Mit Schütz durch das Jahr (II)
Werke für Passion und Ostern
Am 6.11.1672 (nach dem julianischen Kalender, bzw. dem 16.11. in unserem heutigen, gregorianischen Kalender) verstarb in Dresden hochbetagt der kurfürstliche Kapellmeister Heinrich Schütz. Der 350. Todestag im Jahr 2022 gibt uns Gelegenheit, an einen der wichtigsten und wegweisendsten Komponisten unserer Musikgeschichte zu erinnern. Sein breites Œuvre erlaubt uns in fast jeder Konstellation von Vokalmusik (fast ausschließlich solche ist von Schütz erhalten), während des ganzen Jahres mit passender Musik Heinrich Schütz zu gedenken, mit ihm durch das Jahr zu gehen.
Passionszeit
Historienkompositionen sind von Heinrich Schütz nicht nur zu Weihnachten, sondern auch zu Passion und Ostern erhalten. Zu diesen zählen auch die drei Passionen SWV 479, 480 und 481; diese beziehen sich – abgesehen von Introitus und Conclusio – allein auf den Bibeltext. Anders als die anderen Historien verzichten die Passionen aber gänzlich auf Instrumente: Es gibt sowohl unbegleiteten (und unrhythmisiert-notierten) Sologesang, als auch vierstimmige Turbae-Chöre. Gerade in dieser Reduktion der Mittel handelt es sich um eindrückliche, unter die Haut gehende Stücke, die aber stimmlich wie intonatorisch für die Sänger eine enorme Herausforderung darstellen (eine Dreiviertelstunde nonstop a cappella!).

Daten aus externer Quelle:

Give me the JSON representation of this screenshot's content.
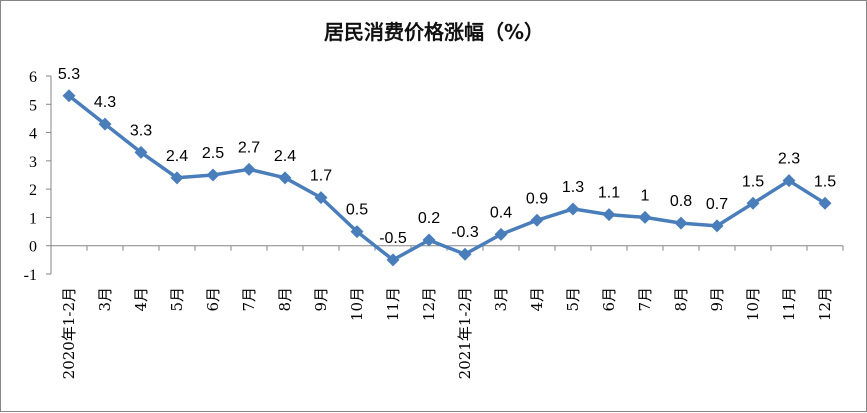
{
  "chart_data": {
    "type": "line",
    "title": "居民消费价格涨幅（%）",
    "xlabel": "",
    "ylabel": "",
    "ylim": [
      -1,
      6
    ],
    "yticks": [
      "6",
      "5",
      "4",
      "3",
      "2",
      "1",
      "0",
      "-1"
    ],
    "grid": false,
    "legend": "none",
    "categories": [
      "2020年1-2月",
      "3月",
      "4月",
      "5月",
      "6月",
      "7月",
      "8月",
      "9月",
      "10月",
      "11月",
      "12月",
      "2021年1-2月",
      "3月",
      "4月",
      "5月",
      "6月",
      "7月",
      "8月",
      "9月",
      "10月",
      "11月",
      "12月"
    ],
    "series": [
      {
        "values": [
          5.3,
          4.3,
          3.3,
          2.4,
          2.5,
          2.7,
          2.4,
          1.7,
          0.5,
          -0.5,
          0.2,
          -0.3,
          0.4,
          0.9,
          1.3,
          1.1,
          1,
          0.8,
          0.7,
          1.5,
          2.3,
          1.5
        ],
        "labels": [
          "5.3",
          "4.3",
          "3.3",
          "2.4",
          "2.5",
          "2.7",
          "2.4",
          "1.7",
          "0.5",
          "-0.5",
          "0.2",
          "-0.3",
          "0.4",
          "0.9",
          "1.3",
          "1.1",
          "1",
          "0.8",
          "0.7",
          "1.5",
          "2.3",
          "1.5"
        ],
        "color": "#4a7ebb"
      }
    ]
  }
}
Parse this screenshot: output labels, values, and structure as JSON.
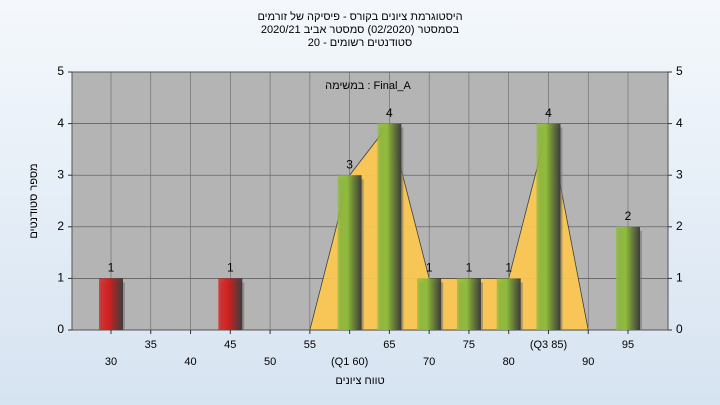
{
  "chart_data": {
    "type": "bar",
    "title": [
      "היסטוגרמת ציונים בקורס - פיסיקה של זורמים",
      "בסמסטר  (02/2020)  סמסטר אביב 2020/21",
      "סטודנטים רשומים - 20"
    ],
    "annotation": "במשימה : Final_A",
    "x_label": "טווח ציונים",
    "y_label": "מספר סטודנטים",
    "categories": [
      "30",
      "35",
      "40",
      "45",
      "50",
      "55",
      "(Q1 60)",
      "65",
      "70",
      "75",
      "80",
      "(Q3 85)",
      "90",
      "95"
    ],
    "series": [
      {
        "values": [
          1,
          0,
          0,
          1,
          0,
          0,
          3,
          4,
          1,
          1,
          1,
          4,
          0,
          2
        ],
        "colors": [
          "#d42020",
          "#d42020",
          "#d42020",
          "#d42020",
          "#d42020",
          "#d42020",
          "#8fbc3a",
          "#8fbc3a",
          "#8fbc3a",
          "#8fbc3a",
          "#8fbc3a",
          "#8fbc3a",
          "#8fbc3a",
          "#8fbc3a"
        ]
      }
    ],
    "area_color": "#ffc94d",
    "ylim": [
      0,
      5
    ],
    "yticks": [
      0,
      1,
      2,
      3,
      4,
      5
    ],
    "grid": true
  }
}
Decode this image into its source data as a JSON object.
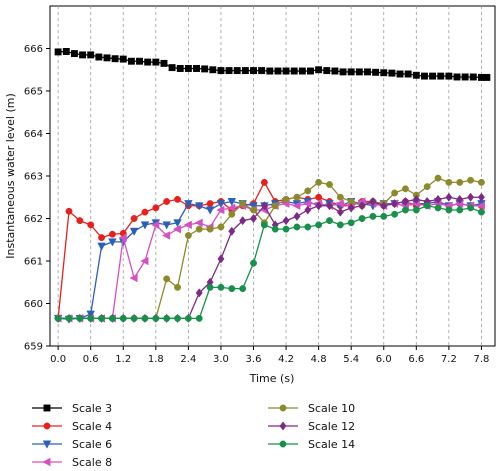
{
  "chart_data": {
    "type": "line",
    "title": "",
    "xlabel": "Time (s)",
    "ylabel": "Instantaneous water level (m)",
    "xlim": [
      -0.15,
      8.05
    ],
    "ylim": [
      659,
      667
    ],
    "xticks": [
      "0.0",
      "0.6",
      "1.2",
      "1.8",
      "2.4",
      "3.0",
      "3.6",
      "4.2",
      "4.8",
      "5.4",
      "6.0",
      "6.6",
      "7.2",
      "7.8"
    ],
    "yticks": [
      "659",
      "660",
      "661",
      "662",
      "663",
      "664",
      "665",
      "666"
    ],
    "grid": "vertical dashed",
    "legend_position": "bottom",
    "series": [
      {
        "name": "Scale 3",
        "color": "#000000",
        "marker": "square",
        "x": [
          0.0,
          0.15,
          0.3,
          0.45,
          0.6,
          0.75,
          0.9,
          1.05,
          1.2,
          1.35,
          1.5,
          1.65,
          1.8,
          1.95,
          2.1,
          2.25,
          2.4,
          2.55,
          2.7,
          2.85,
          3.0,
          3.15,
          3.3,
          3.45,
          3.6,
          3.75,
          3.9,
          4.05,
          4.2,
          4.35,
          4.5,
          4.65,
          4.8,
          4.95,
          5.1,
          5.25,
          5.4,
          5.55,
          5.7,
          5.85,
          6.0,
          6.15,
          6.3,
          6.45,
          6.6,
          6.75,
          6.9,
          7.05,
          7.2,
          7.35,
          7.5,
          7.65,
          7.8,
          7.9
        ],
        "y": [
          665.92,
          665.93,
          665.88,
          665.85,
          665.85,
          665.8,
          665.78,
          665.76,
          665.75,
          665.7,
          665.7,
          665.68,
          665.68,
          665.65,
          665.55,
          665.53,
          665.53,
          665.53,
          665.52,
          665.5,
          665.48,
          665.48,
          665.48,
          665.48,
          665.48,
          665.48,
          665.47,
          665.47,
          665.47,
          665.47,
          665.47,
          665.47,
          665.5,
          665.48,
          665.47,
          665.45,
          665.45,
          665.45,
          665.45,
          665.44,
          665.43,
          665.42,
          665.4,
          665.4,
          665.37,
          665.35,
          665.35,
          665.35,
          665.35,
          665.33,
          665.33,
          665.33,
          665.32,
          665.32
        ]
      },
      {
        "name": "Scale 4",
        "color": "#e8201c",
        "marker": "circle",
        "x": [
          0.0,
          0.2,
          0.4,
          0.6,
          0.8,
          1.0,
          1.2,
          1.4,
          1.6,
          1.8,
          2.0,
          2.2,
          2.4,
          2.6,
          2.8,
          3.0,
          3.2,
          3.4,
          3.6,
          3.8,
          4.0,
          4.2,
          4.4,
          4.6,
          4.8,
          5.0,
          5.2,
          5.4,
          5.6,
          5.8,
          6.0,
          6.2,
          6.4,
          6.6,
          6.8,
          7.0,
          7.2,
          7.4,
          7.6,
          7.8
        ],
        "y": [
          659.65,
          662.17,
          661.95,
          661.85,
          661.55,
          661.63,
          661.65,
          662.0,
          662.15,
          662.25,
          662.4,
          662.45,
          662.3,
          662.3,
          662.35,
          662.4,
          662.2,
          662.3,
          662.35,
          662.85,
          662.4,
          662.45,
          662.5,
          662.45,
          662.5,
          662.4,
          662.3,
          662.3,
          662.4,
          662.4,
          662.3,
          662.35,
          662.4,
          662.3,
          662.35,
          662.4,
          662.3,
          662.35,
          662.3,
          662.3
        ]
      },
      {
        "name": "Scale 6",
        "color": "#2b5fbd",
        "marker": "triangle-down",
        "x": [
          0.0,
          0.2,
          0.4,
          0.6,
          0.8,
          1.0,
          1.2,
          1.4,
          1.6,
          1.8,
          2.0,
          2.2,
          2.4,
          2.6,
          2.8,
          3.0,
          3.2,
          3.4,
          3.6,
          3.8,
          4.0,
          4.2,
          4.4,
          4.6,
          4.8,
          5.0,
          5.2,
          5.4,
          5.6,
          5.8,
          6.0,
          6.2,
          6.4,
          6.6,
          6.8,
          7.0,
          7.2,
          7.4,
          7.6,
          7.8
        ],
        "y": [
          659.65,
          659.63,
          659.65,
          659.75,
          661.35,
          661.45,
          661.45,
          661.7,
          661.85,
          661.9,
          661.85,
          661.9,
          662.35,
          662.3,
          662.2,
          662.35,
          662.4,
          662.35,
          662.3,
          662.3,
          662.35,
          662.4,
          662.35,
          662.4,
          662.3,
          662.35,
          662.3,
          662.4,
          662.35,
          662.3,
          662.35,
          662.35,
          662.3,
          662.35,
          662.35,
          662.4,
          662.3,
          662.35,
          662.3,
          662.35
        ]
      },
      {
        "name": "Scale 8",
        "color": "#d64fc3",
        "marker": "triangle-left",
        "x": [
          0.0,
          0.2,
          0.4,
          0.6,
          0.8,
          1.0,
          1.2,
          1.4,
          1.6,
          1.8,
          2.0,
          2.2,
          2.4,
          2.6,
          2.8,
          3.0,
          3.2,
          3.4,
          3.6,
          3.8,
          4.0,
          4.2,
          4.4,
          4.6,
          4.8,
          5.0,
          5.2,
          5.4,
          5.6,
          5.8,
          6.0,
          6.2,
          6.4,
          6.6,
          6.8,
          7.0,
          7.2,
          7.4,
          7.6,
          7.8
        ],
        "y": [
          659.65,
          659.65,
          659.65,
          659.65,
          659.65,
          659.65,
          661.55,
          660.6,
          661.0,
          661.85,
          661.6,
          661.75,
          661.85,
          661.9,
          661.8,
          662.2,
          662.25,
          662.3,
          662.2,
          662.2,
          662.3,
          662.35,
          662.3,
          662.35,
          662.35,
          662.3,
          662.35,
          662.3,
          662.4,
          662.35,
          662.3,
          662.35,
          662.3,
          662.35,
          662.3,
          662.35,
          662.3,
          662.35,
          662.3,
          662.3
        ]
      },
      {
        "name": "Scale 10",
        "color": "#8c8a2a",
        "marker": "circle",
        "x": [
          0.0,
          0.2,
          0.4,
          0.6,
          0.8,
          1.0,
          1.2,
          1.4,
          1.6,
          1.8,
          2.0,
          2.2,
          2.4,
          2.6,
          2.8,
          3.0,
          3.2,
          3.4,
          3.6,
          3.8,
          4.0,
          4.2,
          4.4,
          4.6,
          4.8,
          5.0,
          5.2,
          5.4,
          5.6,
          5.8,
          6.0,
          6.2,
          6.4,
          6.6,
          6.8,
          7.0,
          7.2,
          7.4,
          7.6,
          7.8
        ],
        "y": [
          659.65,
          659.65,
          659.65,
          659.65,
          659.65,
          659.65,
          659.65,
          659.65,
          659.65,
          659.65,
          660.58,
          660.38,
          661.6,
          661.75,
          661.75,
          661.8,
          662.1,
          662.35,
          662.2,
          661.9,
          662.3,
          662.45,
          662.5,
          662.65,
          662.85,
          662.8,
          662.5,
          662.4,
          662.3,
          662.4,
          662.35,
          662.6,
          662.7,
          662.55,
          662.75,
          662.95,
          662.85,
          662.85,
          662.9,
          662.85
        ]
      },
      {
        "name": "Scale 12",
        "color": "#7c2a88",
        "marker": "diamond",
        "x": [
          0.0,
          0.2,
          0.4,
          0.6,
          0.8,
          1.0,
          1.2,
          1.4,
          1.6,
          1.8,
          2.0,
          2.2,
          2.4,
          2.6,
          2.8,
          3.0,
          3.2,
          3.4,
          3.6,
          3.8,
          4.0,
          4.2,
          4.4,
          4.6,
          4.8,
          5.0,
          5.2,
          5.4,
          5.6,
          5.8,
          6.0,
          6.2,
          6.4,
          6.6,
          6.8,
          7.0,
          7.2,
          7.4,
          7.6,
          7.8
        ],
        "y": [
          659.65,
          659.65,
          659.65,
          659.65,
          659.65,
          659.65,
          659.65,
          659.65,
          659.65,
          659.65,
          659.65,
          659.65,
          659.65,
          660.25,
          660.5,
          661.05,
          661.7,
          661.95,
          662.0,
          662.3,
          661.85,
          661.95,
          662.05,
          662.2,
          662.3,
          662.3,
          662.15,
          662.25,
          662.3,
          662.4,
          662.3,
          662.35,
          662.4,
          662.45,
          662.4,
          662.45,
          662.5,
          662.45,
          662.5,
          662.5
        ]
      },
      {
        "name": "Scale 14",
        "color": "#17904a",
        "marker": "circle",
        "x": [
          0.0,
          0.2,
          0.4,
          0.6,
          0.8,
          1.0,
          1.2,
          1.4,
          1.6,
          1.8,
          2.0,
          2.2,
          2.4,
          2.6,
          2.8,
          3.0,
          3.2,
          3.4,
          3.6,
          3.8,
          4.0,
          4.2,
          4.4,
          4.6,
          4.8,
          5.0,
          5.2,
          5.4,
          5.6,
          5.8,
          6.0,
          6.2,
          6.4,
          6.6,
          6.8,
          7.0,
          7.2,
          7.4,
          7.6,
          7.8
        ],
        "y": [
          659.65,
          659.65,
          659.65,
          659.65,
          659.65,
          659.65,
          659.65,
          659.65,
          659.65,
          659.65,
          659.65,
          659.65,
          659.65,
          659.65,
          660.38,
          660.38,
          660.35,
          660.35,
          660.95,
          661.85,
          661.75,
          661.75,
          661.8,
          661.8,
          661.85,
          661.95,
          661.85,
          661.9,
          662.0,
          662.05,
          662.05,
          662.1,
          662.2,
          662.2,
          662.3,
          662.25,
          662.2,
          662.2,
          662.25,
          662.15
        ]
      }
    ]
  }
}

Näher an unseren Hör- wie Aufführungsgewohnheiten steht da die wohl als nicht-liturgische Andachtsmusik entstandene Vertonung der Sieben Worte Jesu Christi am Kreuz SWV 478. Umrahmt von zwei motettischen Chorsätzen und zwei fünfstimmigen Symphoniae werden die sieben Jesus-Worte von einem Tenor und zwei Diskantinstrumenten mit Basso continuo vorgetragen; die verbindende Evangelisten-Partien übernehmen unterschiedliche Stimmen und sind z.T. auch chorisch gesetzt. Hiermit sind gut 10 Minuten abwechslungsreiche Musik mit überschaubarem Aufwand umsetzbar (bei den beiden Symphoniae kann man durchaus auch auf die Mittelstimmen verzichten und sie nur mit den auch sonst benötigten Instrumenten besetzen).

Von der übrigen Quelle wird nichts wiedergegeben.